За пару месяцев из более или менее обеспеченной семьи начали превращаться в бедноту. Маминых денег катастрофически не хватало. Она никогда не работала особо, а теперь устроилась в швейный кооператив. Это все, что она умела делать. Меня и Леньку на работу не брали. Мне еще и семнадцати не было, а ему пятнадцать всего. Мама тянула все сама, шила дома, шила на работе, днем и ночью. От недосыпа у нее круги под глазами были размером с черные блюдца. Она начала продавать вещи, мебель, книги. В школе нас начали называть не только детьми преступника, но еще и нищебродами.  От нас отсаживались подальше, и с нами никто не общался. Это было невероятно жестоко и больно. До этого момента я никогда в жизни не дралась и ни с кем не ссорилась, кроме бывшей подруги Юли несколько месяцев назад, но все менялось слишком стремительно. Жизнь заставила нас всех стать другими людьми.

***

– У Ярошенко вши. Я видела, они копошились у нее в голове. Фуууу! Не садитесь с ней! Вшивая, грязная дочка вора. Тебе не снятся по ночам люди, которых обокрал твой отец?

     Юлька тыкала в меня пальцем и кривила смугловатое лицо, морщила свой длинный нос и поджимала брезгливо губы, а я ведь дружила с этой стервой и даже любила ее.

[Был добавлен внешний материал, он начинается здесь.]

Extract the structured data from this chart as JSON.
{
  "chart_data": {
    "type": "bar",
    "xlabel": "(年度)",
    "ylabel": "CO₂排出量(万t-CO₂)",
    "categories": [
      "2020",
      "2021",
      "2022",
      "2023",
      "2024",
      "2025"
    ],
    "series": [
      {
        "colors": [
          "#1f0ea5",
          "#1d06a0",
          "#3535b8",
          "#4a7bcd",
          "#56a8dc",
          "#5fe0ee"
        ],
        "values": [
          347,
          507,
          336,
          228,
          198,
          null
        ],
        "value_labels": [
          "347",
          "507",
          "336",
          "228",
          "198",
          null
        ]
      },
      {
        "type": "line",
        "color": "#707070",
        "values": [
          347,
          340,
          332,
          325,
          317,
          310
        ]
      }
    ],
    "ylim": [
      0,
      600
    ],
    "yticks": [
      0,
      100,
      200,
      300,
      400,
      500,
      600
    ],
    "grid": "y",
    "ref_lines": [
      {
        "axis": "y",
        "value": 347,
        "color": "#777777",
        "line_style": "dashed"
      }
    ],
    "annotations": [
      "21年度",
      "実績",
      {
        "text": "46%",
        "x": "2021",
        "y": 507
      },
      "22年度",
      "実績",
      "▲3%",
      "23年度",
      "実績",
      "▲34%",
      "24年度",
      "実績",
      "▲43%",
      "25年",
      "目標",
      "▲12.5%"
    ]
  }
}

Она на мой День рождения приходила. Все они приходили, когда у нас все хорошо было. Обычно такие истины познаешь, уже став взрослым, а мне они открылись, когда едва исполнилось семнадцать. Я бы сказала, что это дети жестокие, что подростки многие такие, но нет. Все закладывается в нас родителями. Я избила ее тогда. Оттаскала за кудрявые патлы, а потом обрезала их ножницами для творчества почти под корень в некоторых местах и залила их канцелярским клеем. Дети нас не разнимали. Меня побаивались. Дочку вора, который по сплетням был даже убийцей. Нет, я была спокойным ребенком. Не конфликтным. Но в тот день со мной что– то произошло, и мне захотелось сделать ей больно. За то, что унизила меня, за то, что у нее все хорошо, и ее отец жив, за то, что у нее в рюкзаке сэндвич, а у меня – пара сухарей и кусок сахара. За то, что ее мать на машине привезла, а я на велике ехала с другого конца города, и денег на школьный автобус этого элитного гадюшника у мамы теперь нет.

Разняли нас учителя. Потащили обеих к директору. Там– то я и поняла, что детей всему учат родители. Мать Юли, та самая, что распиналась в комплиментах моей маме и нахваливала ее пироги, в этот раз обозвала ее похотливой курицей с выводком и сказала, что она нисколько не сомневается, что у нас у всех вши, и вообще, мы все дурно пахнем. Она напишет жалобу, чтоб к нам пришли соцработники, и вообще, в такой приличной школе не должны учиться оборванцы.